New Mexico Attorney General Hector Balderas initiated a lawsuit against Google on Thursday that accuses the tech giant of collecting the personal information of students (without parental consent) through its educational software.

In response Google called these allegations "factually wrong" but did not elaborate further, according to Reuters.

Reuters further points out that Google sells Chromebook laptops to schools worldwide with a G-Suite for Education software package that has email and writing tools included.

Brian McMath, who serves under Balderas as an Assistant Attorney General, said that they've tested and verified (alongside outside technical experts) that students younger than 13 have had their web browsing, location, passwords, and other info sent to Google after they were given Chromebooks by their schools. 

Their suit claims Google violated the Children's Online Privacy Protection Act by failing to acquire "verifiable parental consent" prior to accumulating said data. McMath added that there's no evidence that any info was misused by Google, but that the state fears the company may end up generating revenue from it. 

A spokesman for Google, Jose Castaneda, argued that the program "allows schools to control account access and requires that schools obtain parental consent when necessary.”

The Federal Trade Commission, which oversees the very law New Mexico claims is being violated, has said that schools that use the software are essentially consenting for kids when they evaluate and then proceed to buy it.

In 2019, Baldera (along with state attorneys from almost two dozen other states) asked for reassessment of that reasoning by saying that it gave Google too much reach to track minors without their parents' knowledge. 

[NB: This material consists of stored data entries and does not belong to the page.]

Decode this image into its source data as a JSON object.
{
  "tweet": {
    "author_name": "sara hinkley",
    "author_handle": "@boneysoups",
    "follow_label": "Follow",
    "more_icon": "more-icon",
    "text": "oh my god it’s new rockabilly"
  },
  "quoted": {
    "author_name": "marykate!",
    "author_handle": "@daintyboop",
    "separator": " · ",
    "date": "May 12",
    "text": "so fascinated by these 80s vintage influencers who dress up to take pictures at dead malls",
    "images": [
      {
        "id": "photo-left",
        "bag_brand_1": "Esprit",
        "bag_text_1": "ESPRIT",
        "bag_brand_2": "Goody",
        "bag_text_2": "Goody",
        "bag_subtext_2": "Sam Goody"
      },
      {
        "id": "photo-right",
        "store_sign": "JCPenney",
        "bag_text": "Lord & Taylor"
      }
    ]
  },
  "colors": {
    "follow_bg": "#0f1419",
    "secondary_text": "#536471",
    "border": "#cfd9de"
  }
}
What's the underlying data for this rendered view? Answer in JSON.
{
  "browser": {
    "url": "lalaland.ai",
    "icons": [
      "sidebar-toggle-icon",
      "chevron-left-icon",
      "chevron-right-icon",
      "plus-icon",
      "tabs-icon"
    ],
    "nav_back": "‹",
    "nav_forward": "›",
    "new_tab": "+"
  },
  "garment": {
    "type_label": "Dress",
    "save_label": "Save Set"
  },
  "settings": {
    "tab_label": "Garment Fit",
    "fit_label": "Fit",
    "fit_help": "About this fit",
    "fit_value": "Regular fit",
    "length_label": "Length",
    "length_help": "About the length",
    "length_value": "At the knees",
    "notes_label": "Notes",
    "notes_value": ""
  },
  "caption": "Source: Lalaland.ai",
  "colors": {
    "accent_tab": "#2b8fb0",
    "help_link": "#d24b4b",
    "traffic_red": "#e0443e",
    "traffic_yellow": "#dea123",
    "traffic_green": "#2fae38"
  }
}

Back in 2018 Balderas also sued Google, in addition to a couple other tech companies, over accusations that it was illegally obtaining data from mobile apps geared towards children. That suit is yet to be decided in federal court. 

As a further history lesson, this past September YouTube, which is owned by Google, was asked by the FTC to pay a $170 million settlement in order to compensate for allegations that it violated federal law by collecting info on children.